Member of the Chamber of Deputies of Chile
- In office 15 May 1973 – 11 September 1973
- Succeeded by: 1973 coup
- Constituency: 17th Provincial Group

Mayor of Lota
- In office 1971–1973

Personal details
- Born: 1 August 1935 (age 90) Lota, Chile
- Political party: Socialist Party (PS)

= Oscar González Robles =

Chilean politician (born 1935)

Oscar Rodulfo González Robles (born 1 August 1935) is a Chilean politician who served as deputy.

==Family and Youth==
He was born in Lota on August 1, 1935, the son of Rodulfo González and Juana Robles Robles. Years later, he married Olga del Carmen Muñoz González, with whom he had eight children.

González completed his primary studies at School No. 6 of Lota, reaching only up to the sixth grade. Professionally, he worked as a laborer in various mining companies.

==Political career==
He worked at the National Coal Company (ENACAR).

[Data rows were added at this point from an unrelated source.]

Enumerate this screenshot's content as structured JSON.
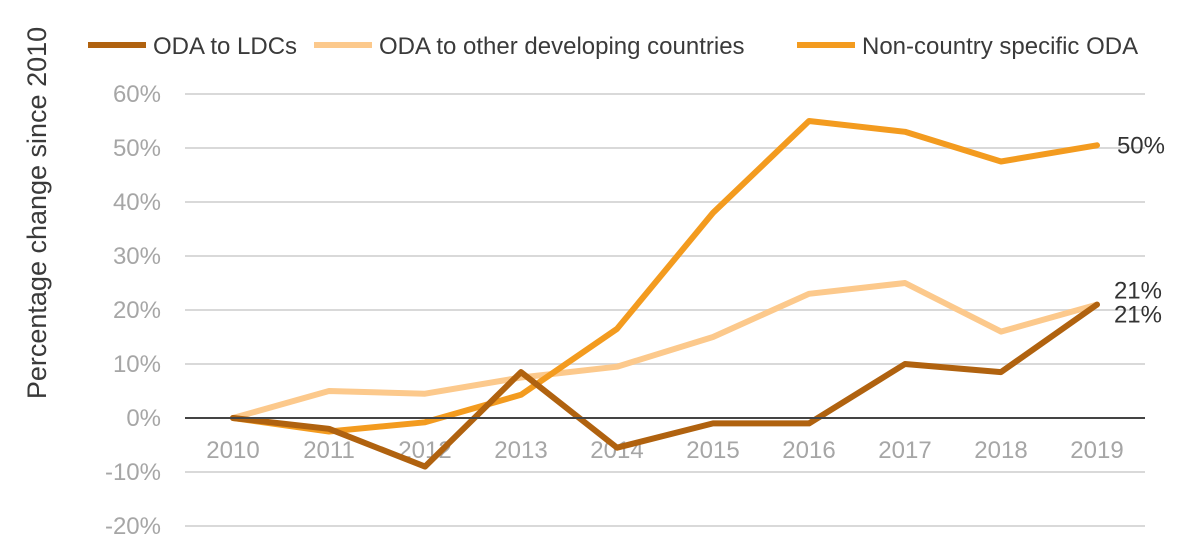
{
  "chart_data": {
    "type": "line",
    "ylabel": "Percentage change since 2010",
    "x": [
      "2010",
      "2011",
      "2012",
      "2013",
      "2014",
      "2015",
      "2016",
      "2017",
      "2018",
      "2019"
    ],
    "ylim": [
      -20,
      60
    ],
    "yticks": [
      60,
      50,
      40,
      30,
      20,
      10,
      0,
      -10,
      -20
    ],
    "ytick_labels": [
      "60%",
      "50%",
      "40%",
      "30%",
      "20%",
      "10%",
      "0%",
      "-10%",
      "-20%"
    ],
    "grid": true,
    "legend_position": "top",
    "series": [
      {
        "name": "ODA to LDCs",
        "color": "#b0620f",
        "values": [
          0,
          -2,
          -9,
          8.5,
          -5.5,
          -1,
          -1,
          10,
          8.5,
          21
        ],
        "end_label": "21%"
      },
      {
        "name": "ODA to other developing countries",
        "color": "#fcc98c",
        "values": [
          0,
          5,
          4.5,
          7.5,
          9.5,
          15,
          23,
          25,
          16,
          21
        ],
        "end_label": "21%"
      },
      {
        "name": "Non-country specific ODA",
        "color": "#f39b1f",
        "values": [
          0,
          -2.5,
          -0.8,
          4.3,
          16.5,
          38,
          55,
          53,
          47.5,
          50.5
        ],
        "end_label": "50%"
      }
    ]
  }
}
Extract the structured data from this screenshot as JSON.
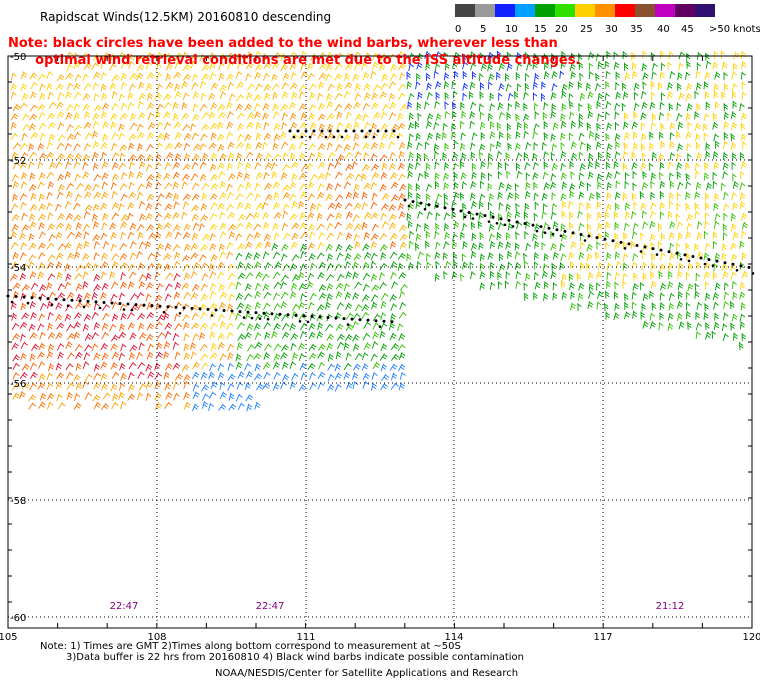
{
  "title": "Rapidscat Winds(12.5KM) 20160810 descending",
  "note_lines": [
    "Note: black circles have been added to the wind barbs, wherever less than",
    "      optimal wind retrieval conditions are met due to the ISS altitude changes."
  ],
  "legend": {
    "labels": [
      "0",
      "5",
      "10",
      "15",
      "20",
      "25",
      "30",
      "35",
      "40",
      "45",
      ">50 knots"
    ],
    "colors": [
      "#444444",
      "#9a9a9a",
      "#1020ff",
      "#00a0ff",
      "#00a000",
      "#30e000",
      "#ffd000",
      "#ff9000",
      "#ff0000",
      "#8a5030",
      "#c000c0",
      "#600060",
      "#301070"
    ]
  },
  "map": {
    "lat_labels": [
      "-50",
      "-52",
      "-54",
      "-56",
      "-58",
      "-60"
    ],
    "lon_labels": [
      "105",
      "108",
      "111",
      "114",
      "117",
      "120"
    ],
    "time_labels": [
      "22:47",
      "22:47",
      "21:12"
    ],
    "time_color": "#800080"
  },
  "footer": {
    "line1": "Note: 1) Times are GMT 2)Times along bottom correspond to measurement at ~50S",
    "line2": "3)Data buffer is 22 hrs from 20160810 4) Black wind barbs indicate possible contamination",
    "credit": "NOAA/NESDIS/Center for Satellite Applications and Research"
  }
}
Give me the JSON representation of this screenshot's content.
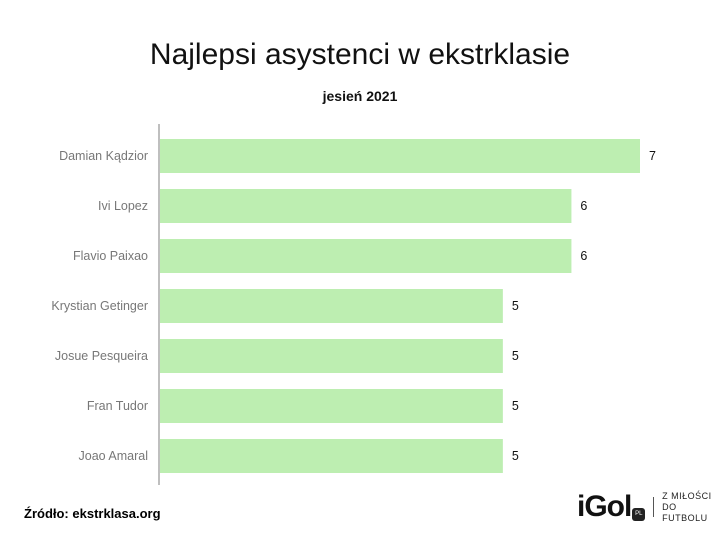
{
  "chart_data": {
    "type": "bar",
    "orientation": "horizontal",
    "title": "Najlepsi asystenci w ekstrklasie",
    "subtitle": "jesień 2021",
    "categories": [
      "Damian Kądzior",
      "Ivi Lopez",
      "Flavio Paixao",
      "Krystian Getinger",
      "Josue Pesqueira",
      "Fran Tudor",
      "Joao Amaral"
    ],
    "values": [
      7,
      6,
      6,
      5,
      5,
      5,
      5
    ],
    "xlim": [
      0,
      7
    ],
    "grid": false,
    "bar_color": "#bdeeb1"
  },
  "footer": {
    "source": "Źródło: ekstrklasa.org",
    "logo_text": "iGol",
    "logo_badge": "PL",
    "logo_tagline_1": "Z MIŁOŚCI",
    "logo_tagline_2": "DO FUTBOLU"
  }
}
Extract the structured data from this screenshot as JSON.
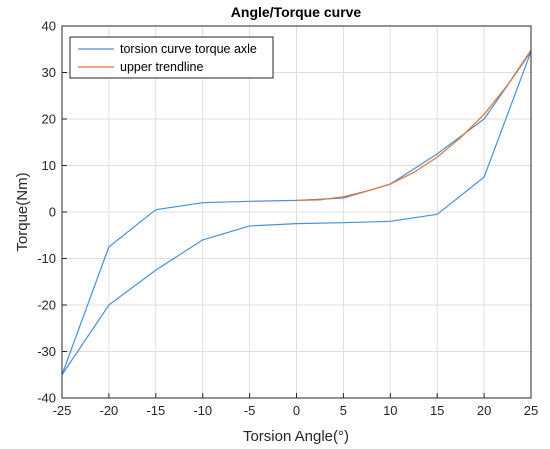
{
  "chart_data": {
    "type": "line",
    "title": "Angle/Torque curve",
    "xlabel": "Torsion Angle(°)",
    "ylabel": "Torque(Nm)",
    "xlim": [
      -25,
      25
    ],
    "ylim": [
      -40,
      40
    ],
    "xticks": [
      -25,
      -20,
      -15,
      -10,
      -5,
      0,
      5,
      10,
      15,
      20,
      25
    ],
    "yticks": [
      -40,
      -30,
      -20,
      -10,
      0,
      10,
      20,
      30,
      40
    ],
    "xtick_labels": [
      "-25",
      "-20",
      "-15",
      "-10",
      "-5",
      "0",
      "5",
      "10",
      "15",
      "20",
      "25"
    ],
    "ytick_labels": [
      "-40",
      "-30",
      "-20",
      "-10",
      "0",
      "10",
      "20",
      "30",
      "40"
    ],
    "grid": true,
    "legend_position": "top-left",
    "series": [
      {
        "name": "torsion curve torque axle",
        "color": "#4a90d9",
        "points": [
          [
            -25,
            -35
          ],
          [
            -20,
            -7.5
          ],
          [
            -15,
            0.5
          ],
          [
            -10,
            2
          ],
          [
            -5,
            2.3
          ],
          [
            0,
            2.5
          ],
          [
            5,
            3
          ],
          [
            10,
            6
          ],
          [
            15,
            12.5
          ],
          [
            20,
            20
          ],
          [
            25,
            34.5
          ],
          [
            20,
            7.5
          ],
          [
            15,
            -0.5
          ],
          [
            10,
            -2
          ],
          [
            5,
            -2.3
          ],
          [
            0,
            -2.5
          ],
          [
            -5,
            -3
          ],
          [
            -10,
            -6
          ],
          [
            -15,
            -12.5
          ],
          [
            -20,
            -20
          ],
          [
            -25,
            -35
          ]
        ]
      },
      {
        "name": "upper trendline",
        "color": "#e0733a",
        "points": [
          [
            0,
            2.5
          ],
          [
            2.5,
            2.6
          ],
          [
            5,
            3.3
          ],
          [
            7.5,
            4.5
          ],
          [
            10,
            6
          ],
          [
            12.5,
            8.5
          ],
          [
            15,
            11.8
          ],
          [
            17.5,
            16
          ],
          [
            20,
            21
          ],
          [
            22.5,
            27.3
          ],
          [
            25,
            34.8
          ]
        ]
      }
    ]
  }
}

In the union sphere, between 1965 and 1973 he served as president of the Metallurgical Union; between 1969 and 1973 he was elected secretary of the Miners’ Union; and between 1970 and 1973 he was deputy secretary of the provincial branch of the Central Workers’ Union (CUT).

In 1971, he was elected councilman (regidor) of the Municipality of Lota, serving until 1973. In 1973, coinciding with his candidacy for deputy, he joined the Socialist Party of Chile.

In 1992, he was appointed president of the ENACAR Retirees and Pensioners Association.